AHA: Rivaroxaban lowers brain bleed risk in A-fib

AHA: Rivaroxaban Tied to Lower Brain Bleed Risk in A-Fib
AHA: Rivaroxaban Tied to Lower Brain Bleed Risk in A-Fib

HealthDay News -- A once daily oral dose of rivaroxaban (Xarelto) significantly lowers the risk for intracranial hemorrhage (ICH) in patients with atrial fibrillation (AF) who are at moderate to high risk for stroke, according to data presented at the American Heart Association's 2012 International Stroke Conference in New Orleans.

Although oral anticoagulation can reduce the risk of ischemic stroke in AF patients, these therapies may also offset the intended benefits in certain individuals at high risk for hemorrhagic stroke. 

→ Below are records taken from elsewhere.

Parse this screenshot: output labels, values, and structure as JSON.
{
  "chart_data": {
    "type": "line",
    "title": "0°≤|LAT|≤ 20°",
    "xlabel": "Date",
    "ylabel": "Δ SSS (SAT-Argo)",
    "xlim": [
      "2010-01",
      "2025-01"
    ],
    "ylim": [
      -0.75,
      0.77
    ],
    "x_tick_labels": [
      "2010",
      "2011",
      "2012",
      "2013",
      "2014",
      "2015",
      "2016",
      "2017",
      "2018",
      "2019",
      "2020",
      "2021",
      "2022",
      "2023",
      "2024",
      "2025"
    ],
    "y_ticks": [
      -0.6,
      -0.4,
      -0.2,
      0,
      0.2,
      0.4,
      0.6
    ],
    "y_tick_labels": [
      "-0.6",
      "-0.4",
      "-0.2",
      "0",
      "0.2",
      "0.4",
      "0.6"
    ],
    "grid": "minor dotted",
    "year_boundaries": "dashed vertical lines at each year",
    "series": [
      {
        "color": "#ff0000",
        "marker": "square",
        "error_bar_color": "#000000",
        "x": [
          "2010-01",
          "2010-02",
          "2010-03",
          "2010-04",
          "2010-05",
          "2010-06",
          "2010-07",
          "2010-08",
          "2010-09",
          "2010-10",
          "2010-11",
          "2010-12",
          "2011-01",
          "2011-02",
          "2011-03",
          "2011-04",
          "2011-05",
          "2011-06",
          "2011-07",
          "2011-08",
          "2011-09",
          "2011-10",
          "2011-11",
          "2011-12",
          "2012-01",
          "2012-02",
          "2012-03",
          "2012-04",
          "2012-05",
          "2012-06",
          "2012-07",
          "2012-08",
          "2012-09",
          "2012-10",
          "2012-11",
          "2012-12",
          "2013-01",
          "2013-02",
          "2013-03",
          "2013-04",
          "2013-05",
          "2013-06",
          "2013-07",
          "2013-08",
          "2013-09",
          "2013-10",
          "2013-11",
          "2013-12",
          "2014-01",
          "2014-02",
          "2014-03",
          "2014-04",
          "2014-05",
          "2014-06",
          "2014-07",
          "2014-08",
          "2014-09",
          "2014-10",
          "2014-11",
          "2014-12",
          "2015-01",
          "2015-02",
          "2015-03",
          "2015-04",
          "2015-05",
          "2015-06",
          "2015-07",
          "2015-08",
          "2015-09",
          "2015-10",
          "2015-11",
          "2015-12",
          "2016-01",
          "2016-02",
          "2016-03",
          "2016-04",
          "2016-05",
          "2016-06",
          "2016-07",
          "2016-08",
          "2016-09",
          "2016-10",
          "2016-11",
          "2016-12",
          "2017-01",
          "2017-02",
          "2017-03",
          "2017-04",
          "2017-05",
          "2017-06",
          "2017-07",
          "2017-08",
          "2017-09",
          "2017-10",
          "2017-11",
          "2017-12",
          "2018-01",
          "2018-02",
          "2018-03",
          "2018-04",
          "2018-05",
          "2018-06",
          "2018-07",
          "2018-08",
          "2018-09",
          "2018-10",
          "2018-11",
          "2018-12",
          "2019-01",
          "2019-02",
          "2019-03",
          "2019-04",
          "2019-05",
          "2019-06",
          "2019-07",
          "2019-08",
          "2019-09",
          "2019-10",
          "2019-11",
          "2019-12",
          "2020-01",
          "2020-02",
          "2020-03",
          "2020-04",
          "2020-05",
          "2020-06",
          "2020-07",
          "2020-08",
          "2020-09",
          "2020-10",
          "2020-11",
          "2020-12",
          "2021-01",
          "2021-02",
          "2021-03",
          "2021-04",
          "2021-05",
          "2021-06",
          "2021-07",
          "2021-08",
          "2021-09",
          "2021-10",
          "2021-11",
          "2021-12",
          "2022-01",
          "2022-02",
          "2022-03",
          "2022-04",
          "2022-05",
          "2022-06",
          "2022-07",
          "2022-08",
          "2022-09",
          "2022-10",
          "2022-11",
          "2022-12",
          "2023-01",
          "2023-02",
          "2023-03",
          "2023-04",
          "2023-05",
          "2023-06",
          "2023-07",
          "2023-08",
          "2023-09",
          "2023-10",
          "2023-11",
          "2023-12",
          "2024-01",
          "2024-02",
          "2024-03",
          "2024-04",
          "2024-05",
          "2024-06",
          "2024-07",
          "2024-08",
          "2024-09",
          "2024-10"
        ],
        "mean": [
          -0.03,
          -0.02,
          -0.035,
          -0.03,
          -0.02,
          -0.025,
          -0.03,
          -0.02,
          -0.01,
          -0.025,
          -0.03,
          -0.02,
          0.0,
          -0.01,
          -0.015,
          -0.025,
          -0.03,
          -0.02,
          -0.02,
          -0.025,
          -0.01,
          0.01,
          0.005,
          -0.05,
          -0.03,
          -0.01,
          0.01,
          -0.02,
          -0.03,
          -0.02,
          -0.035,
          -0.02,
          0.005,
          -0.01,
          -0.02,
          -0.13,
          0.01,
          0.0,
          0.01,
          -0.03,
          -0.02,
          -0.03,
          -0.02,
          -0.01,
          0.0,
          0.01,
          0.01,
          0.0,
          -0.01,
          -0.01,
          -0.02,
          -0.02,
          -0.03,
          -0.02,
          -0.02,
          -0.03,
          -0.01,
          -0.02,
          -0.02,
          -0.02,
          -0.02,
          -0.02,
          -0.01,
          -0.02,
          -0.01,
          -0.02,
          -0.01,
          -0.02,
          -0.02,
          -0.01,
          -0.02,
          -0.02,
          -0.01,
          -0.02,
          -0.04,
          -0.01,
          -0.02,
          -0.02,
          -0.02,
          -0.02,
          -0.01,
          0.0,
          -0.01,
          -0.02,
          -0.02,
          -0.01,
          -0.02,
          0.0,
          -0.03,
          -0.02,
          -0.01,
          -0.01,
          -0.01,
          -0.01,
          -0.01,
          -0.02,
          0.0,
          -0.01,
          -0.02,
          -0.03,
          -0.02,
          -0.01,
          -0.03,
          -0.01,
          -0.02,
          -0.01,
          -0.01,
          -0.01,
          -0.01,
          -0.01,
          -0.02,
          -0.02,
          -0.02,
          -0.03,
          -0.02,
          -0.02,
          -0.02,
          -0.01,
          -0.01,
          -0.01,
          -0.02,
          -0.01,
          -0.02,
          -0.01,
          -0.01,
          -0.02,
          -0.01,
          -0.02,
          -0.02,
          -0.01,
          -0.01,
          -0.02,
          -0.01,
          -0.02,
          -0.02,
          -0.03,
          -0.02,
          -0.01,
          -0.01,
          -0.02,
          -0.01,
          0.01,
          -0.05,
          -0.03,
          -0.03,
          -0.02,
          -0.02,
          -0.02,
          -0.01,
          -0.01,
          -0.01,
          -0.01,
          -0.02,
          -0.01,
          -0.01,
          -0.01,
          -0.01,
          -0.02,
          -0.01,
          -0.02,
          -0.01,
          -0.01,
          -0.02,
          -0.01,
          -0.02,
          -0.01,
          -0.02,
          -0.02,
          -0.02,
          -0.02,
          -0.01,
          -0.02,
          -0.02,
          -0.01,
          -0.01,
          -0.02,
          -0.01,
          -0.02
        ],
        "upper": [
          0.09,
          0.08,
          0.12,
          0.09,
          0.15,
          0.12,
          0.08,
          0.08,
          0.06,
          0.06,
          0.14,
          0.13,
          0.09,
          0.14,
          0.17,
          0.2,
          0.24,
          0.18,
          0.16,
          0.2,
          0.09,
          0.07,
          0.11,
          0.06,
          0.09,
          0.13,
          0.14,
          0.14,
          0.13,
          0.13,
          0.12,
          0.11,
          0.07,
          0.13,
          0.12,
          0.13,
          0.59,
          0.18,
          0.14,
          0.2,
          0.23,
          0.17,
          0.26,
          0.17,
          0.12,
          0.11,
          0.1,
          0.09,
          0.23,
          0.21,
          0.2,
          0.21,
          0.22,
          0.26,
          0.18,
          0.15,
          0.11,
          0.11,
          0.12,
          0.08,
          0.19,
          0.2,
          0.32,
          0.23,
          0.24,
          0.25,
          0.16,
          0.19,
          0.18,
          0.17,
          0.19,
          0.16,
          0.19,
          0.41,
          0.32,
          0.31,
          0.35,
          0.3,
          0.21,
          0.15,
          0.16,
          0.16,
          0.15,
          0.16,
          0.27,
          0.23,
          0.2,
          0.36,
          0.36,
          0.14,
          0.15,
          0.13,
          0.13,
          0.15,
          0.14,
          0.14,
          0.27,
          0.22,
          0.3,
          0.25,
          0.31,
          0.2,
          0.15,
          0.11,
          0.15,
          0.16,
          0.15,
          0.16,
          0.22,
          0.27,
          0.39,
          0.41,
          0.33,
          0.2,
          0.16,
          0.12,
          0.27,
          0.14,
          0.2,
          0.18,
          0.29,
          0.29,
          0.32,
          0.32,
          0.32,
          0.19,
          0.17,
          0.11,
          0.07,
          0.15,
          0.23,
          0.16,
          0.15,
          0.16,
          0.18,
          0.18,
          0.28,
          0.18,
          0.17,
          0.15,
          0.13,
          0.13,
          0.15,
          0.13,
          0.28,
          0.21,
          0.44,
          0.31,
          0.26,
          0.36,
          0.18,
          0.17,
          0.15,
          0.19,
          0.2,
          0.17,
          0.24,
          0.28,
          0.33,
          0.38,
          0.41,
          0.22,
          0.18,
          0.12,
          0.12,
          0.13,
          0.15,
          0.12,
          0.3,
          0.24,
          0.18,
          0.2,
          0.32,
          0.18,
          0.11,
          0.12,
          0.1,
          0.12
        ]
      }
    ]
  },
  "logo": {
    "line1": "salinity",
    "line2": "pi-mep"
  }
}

In order to better understand which patients with AF are at high risk for hemorrhagic stroke, Graeme J. Hankey, MBBS, MD, of the Royal Perth Hospital in Australia, and colleagues randomly assigned 14,264 patients with nonvalvular AF to rivaroxaban or dose-adjusted warfarin, and followed participants for a median of 1.94 years.

During the study period, 136 patients experienced intracerebral hemorrhagic (ICH) events at an average annual rate of 0.55 per 100 patient years, the researchers found. These included intracerebral hemorrhage (n=98), subarachnoid hemorrhage (n=5), subdural hemorrhage (n=32) and extradural hemorrhage (n=1).

Several significant independent predictors of increased risk for ICH were identified: increased age, previous stroke or transient ischemic attack, black or Asian race, decreasing serum albumin and decreased platelet count below 210 × 109/l. After adjusting for potential confounding variables, creatinine clearance was not associated with the occurrence of ICH (P = 0.3181).

Aspirin and thienopyridine use at baseline correlated with an increased risk of ICH, whereas rivaroxaban was protective compared with warfarin.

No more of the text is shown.